Clinton will likely do what her predecessors have done and rely on the president's best friend, executive orders. But even there, she'll face obstacles in the form of lawsuits from conservatives—one such suit against an Obama administration action to grant deportation relief wound up going to the Supreme Court, who split on the issue 4–4, effectively blocking the order thanks to a lower court decision.

That brings us to the third branch of government. Having an eight-member Supreme Court obviously leaves open the possibility of a lot more deadlocks. If the Democrats take over the Senate, they would be able to confirm Clinton's Supreme Court nominees, at least in theory. In practice, it's complicated—Republicans could block nomination votes with a filibuster, but if Democrats had a Senate majority, they could use the "nuclear option" to overrule that filibuster with 51 votes. That would further erode the idea that Supreme Court appointments are somehow above party politics, but actually just kidding, that idea is dead and buried already.

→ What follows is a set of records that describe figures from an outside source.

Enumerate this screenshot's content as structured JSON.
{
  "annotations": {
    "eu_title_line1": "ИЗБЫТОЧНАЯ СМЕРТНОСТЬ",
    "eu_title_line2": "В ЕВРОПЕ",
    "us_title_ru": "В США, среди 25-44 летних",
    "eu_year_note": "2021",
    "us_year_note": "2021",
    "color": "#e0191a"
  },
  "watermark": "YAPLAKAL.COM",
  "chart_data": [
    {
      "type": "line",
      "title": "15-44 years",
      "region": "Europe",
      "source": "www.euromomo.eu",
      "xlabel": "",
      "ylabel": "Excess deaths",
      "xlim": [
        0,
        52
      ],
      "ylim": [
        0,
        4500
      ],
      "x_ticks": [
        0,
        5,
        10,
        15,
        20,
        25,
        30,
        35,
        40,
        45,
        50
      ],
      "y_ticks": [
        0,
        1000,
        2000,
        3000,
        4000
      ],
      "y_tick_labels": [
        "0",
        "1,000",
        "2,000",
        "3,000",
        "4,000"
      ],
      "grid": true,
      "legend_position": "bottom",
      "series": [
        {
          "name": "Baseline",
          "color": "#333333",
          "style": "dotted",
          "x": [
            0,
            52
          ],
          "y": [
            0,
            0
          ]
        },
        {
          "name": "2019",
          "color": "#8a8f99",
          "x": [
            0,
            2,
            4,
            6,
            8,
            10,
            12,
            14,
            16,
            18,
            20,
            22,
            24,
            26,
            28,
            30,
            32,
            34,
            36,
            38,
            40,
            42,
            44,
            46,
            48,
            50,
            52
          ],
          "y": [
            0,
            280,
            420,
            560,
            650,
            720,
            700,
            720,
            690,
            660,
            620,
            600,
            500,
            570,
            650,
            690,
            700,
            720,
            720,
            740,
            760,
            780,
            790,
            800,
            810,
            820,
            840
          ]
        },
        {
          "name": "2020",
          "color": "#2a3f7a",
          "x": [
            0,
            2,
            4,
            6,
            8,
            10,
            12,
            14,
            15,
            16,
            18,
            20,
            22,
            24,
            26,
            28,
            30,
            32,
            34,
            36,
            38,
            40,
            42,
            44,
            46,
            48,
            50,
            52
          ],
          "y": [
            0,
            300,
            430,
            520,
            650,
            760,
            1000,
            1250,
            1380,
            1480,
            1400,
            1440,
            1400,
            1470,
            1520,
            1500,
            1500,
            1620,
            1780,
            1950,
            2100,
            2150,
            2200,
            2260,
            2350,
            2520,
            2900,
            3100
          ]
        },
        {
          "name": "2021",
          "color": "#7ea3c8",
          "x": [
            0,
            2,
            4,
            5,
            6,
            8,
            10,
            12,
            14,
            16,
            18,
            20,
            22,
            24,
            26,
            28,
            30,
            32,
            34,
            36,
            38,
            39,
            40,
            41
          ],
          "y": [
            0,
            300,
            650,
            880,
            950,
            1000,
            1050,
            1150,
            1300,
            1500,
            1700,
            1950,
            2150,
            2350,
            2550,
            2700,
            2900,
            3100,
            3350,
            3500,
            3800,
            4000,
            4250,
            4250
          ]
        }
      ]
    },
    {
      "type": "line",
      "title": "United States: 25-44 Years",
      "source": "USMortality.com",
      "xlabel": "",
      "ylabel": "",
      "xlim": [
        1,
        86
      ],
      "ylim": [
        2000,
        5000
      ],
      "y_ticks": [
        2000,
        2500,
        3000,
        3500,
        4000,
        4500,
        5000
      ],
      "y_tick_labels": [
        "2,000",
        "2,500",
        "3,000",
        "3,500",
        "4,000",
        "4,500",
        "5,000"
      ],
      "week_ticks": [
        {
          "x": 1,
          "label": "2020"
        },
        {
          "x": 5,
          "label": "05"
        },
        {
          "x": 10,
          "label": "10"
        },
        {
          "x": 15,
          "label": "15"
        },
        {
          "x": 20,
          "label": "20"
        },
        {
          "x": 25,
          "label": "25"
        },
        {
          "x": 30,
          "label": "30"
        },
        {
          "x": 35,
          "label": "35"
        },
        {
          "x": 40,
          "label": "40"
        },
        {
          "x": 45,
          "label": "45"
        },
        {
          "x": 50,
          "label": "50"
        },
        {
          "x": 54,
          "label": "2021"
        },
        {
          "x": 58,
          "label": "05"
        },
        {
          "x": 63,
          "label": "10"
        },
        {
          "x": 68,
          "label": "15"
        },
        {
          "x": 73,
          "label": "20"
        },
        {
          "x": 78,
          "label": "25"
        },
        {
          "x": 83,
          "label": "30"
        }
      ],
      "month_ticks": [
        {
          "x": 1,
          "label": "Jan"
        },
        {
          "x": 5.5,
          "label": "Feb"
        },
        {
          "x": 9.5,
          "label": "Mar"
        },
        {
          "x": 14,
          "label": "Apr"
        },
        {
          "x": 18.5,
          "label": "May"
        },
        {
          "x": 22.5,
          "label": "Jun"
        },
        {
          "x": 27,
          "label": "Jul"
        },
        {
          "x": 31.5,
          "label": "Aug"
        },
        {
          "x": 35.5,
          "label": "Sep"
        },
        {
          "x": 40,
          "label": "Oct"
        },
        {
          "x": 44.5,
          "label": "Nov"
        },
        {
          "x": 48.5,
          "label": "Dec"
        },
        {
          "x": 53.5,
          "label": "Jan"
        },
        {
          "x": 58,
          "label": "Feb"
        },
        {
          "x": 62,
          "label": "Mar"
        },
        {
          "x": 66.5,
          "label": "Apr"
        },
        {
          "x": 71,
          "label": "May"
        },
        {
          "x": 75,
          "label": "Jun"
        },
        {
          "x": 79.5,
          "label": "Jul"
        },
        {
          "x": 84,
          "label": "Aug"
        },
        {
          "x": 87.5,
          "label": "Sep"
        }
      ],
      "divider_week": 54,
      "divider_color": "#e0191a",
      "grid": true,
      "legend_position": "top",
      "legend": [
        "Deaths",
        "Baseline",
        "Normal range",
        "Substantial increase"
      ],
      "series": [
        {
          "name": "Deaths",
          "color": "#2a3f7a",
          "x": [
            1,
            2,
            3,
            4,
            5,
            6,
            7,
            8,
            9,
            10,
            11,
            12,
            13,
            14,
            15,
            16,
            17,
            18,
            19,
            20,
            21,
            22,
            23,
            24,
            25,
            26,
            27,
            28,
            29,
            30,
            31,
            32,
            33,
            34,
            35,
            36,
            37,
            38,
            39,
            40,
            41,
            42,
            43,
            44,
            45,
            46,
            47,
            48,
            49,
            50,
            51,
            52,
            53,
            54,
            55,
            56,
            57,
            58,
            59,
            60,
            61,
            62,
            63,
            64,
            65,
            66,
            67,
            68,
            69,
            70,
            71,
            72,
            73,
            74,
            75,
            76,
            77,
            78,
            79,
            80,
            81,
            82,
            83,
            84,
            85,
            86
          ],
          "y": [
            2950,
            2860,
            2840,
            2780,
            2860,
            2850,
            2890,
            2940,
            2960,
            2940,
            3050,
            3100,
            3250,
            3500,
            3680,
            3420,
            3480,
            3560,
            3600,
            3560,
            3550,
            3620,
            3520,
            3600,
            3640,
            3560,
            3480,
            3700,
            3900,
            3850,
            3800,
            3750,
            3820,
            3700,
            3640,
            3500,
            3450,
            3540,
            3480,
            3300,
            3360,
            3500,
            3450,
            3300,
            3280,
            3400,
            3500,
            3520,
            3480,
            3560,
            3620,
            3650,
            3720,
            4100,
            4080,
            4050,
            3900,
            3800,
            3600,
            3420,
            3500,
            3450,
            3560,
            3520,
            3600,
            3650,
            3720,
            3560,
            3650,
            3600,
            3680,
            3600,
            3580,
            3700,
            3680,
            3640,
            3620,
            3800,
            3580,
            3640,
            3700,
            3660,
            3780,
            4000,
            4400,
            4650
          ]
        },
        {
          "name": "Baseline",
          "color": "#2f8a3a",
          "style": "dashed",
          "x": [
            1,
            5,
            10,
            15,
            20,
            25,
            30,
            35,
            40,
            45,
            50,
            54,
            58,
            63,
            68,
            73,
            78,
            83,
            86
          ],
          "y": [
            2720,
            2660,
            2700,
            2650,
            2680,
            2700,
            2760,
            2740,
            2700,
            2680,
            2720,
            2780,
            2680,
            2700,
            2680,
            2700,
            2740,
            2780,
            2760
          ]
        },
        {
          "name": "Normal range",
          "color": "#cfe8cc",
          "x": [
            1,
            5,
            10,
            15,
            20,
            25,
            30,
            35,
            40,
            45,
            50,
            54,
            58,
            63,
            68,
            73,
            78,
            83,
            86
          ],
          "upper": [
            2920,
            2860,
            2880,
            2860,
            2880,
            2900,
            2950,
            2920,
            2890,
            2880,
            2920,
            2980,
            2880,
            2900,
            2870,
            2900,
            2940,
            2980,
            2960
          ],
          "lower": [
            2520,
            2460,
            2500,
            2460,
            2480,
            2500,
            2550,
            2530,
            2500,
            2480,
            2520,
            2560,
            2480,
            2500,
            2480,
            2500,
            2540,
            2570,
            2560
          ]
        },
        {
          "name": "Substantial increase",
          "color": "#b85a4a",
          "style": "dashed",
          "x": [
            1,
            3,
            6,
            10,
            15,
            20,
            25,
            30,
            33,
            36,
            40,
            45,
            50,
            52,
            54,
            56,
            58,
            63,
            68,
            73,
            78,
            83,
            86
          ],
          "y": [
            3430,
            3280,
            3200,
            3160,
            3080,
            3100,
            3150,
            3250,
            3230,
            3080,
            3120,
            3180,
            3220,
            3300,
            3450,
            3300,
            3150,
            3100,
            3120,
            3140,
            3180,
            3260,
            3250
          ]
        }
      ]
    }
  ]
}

Arizona senator John McCain, once known as a relative moderate who would work across the aisle, suggested this month that the GOP would "be united" against any of Clinton's Supreme Court nominees, before his spokesperson slightly walked that statement back. Stopping any and all nominations during Clinton's term would mean leaving the Court short at least one justice, which is constitutionally allowed but unprecedented—though many on the right, most prominently Ted Cruz, seem fine with that.

So that's what we have to look forward to: the continuation of a deadlocked Congress, a heated battle over the Supreme Court, an attempt from conservatives to destabilize the Clinton administration, the ongoing drift of the Republican Party to the hard right, and everyone—from the president on down—looking ahead to the next election. Good luck everyone.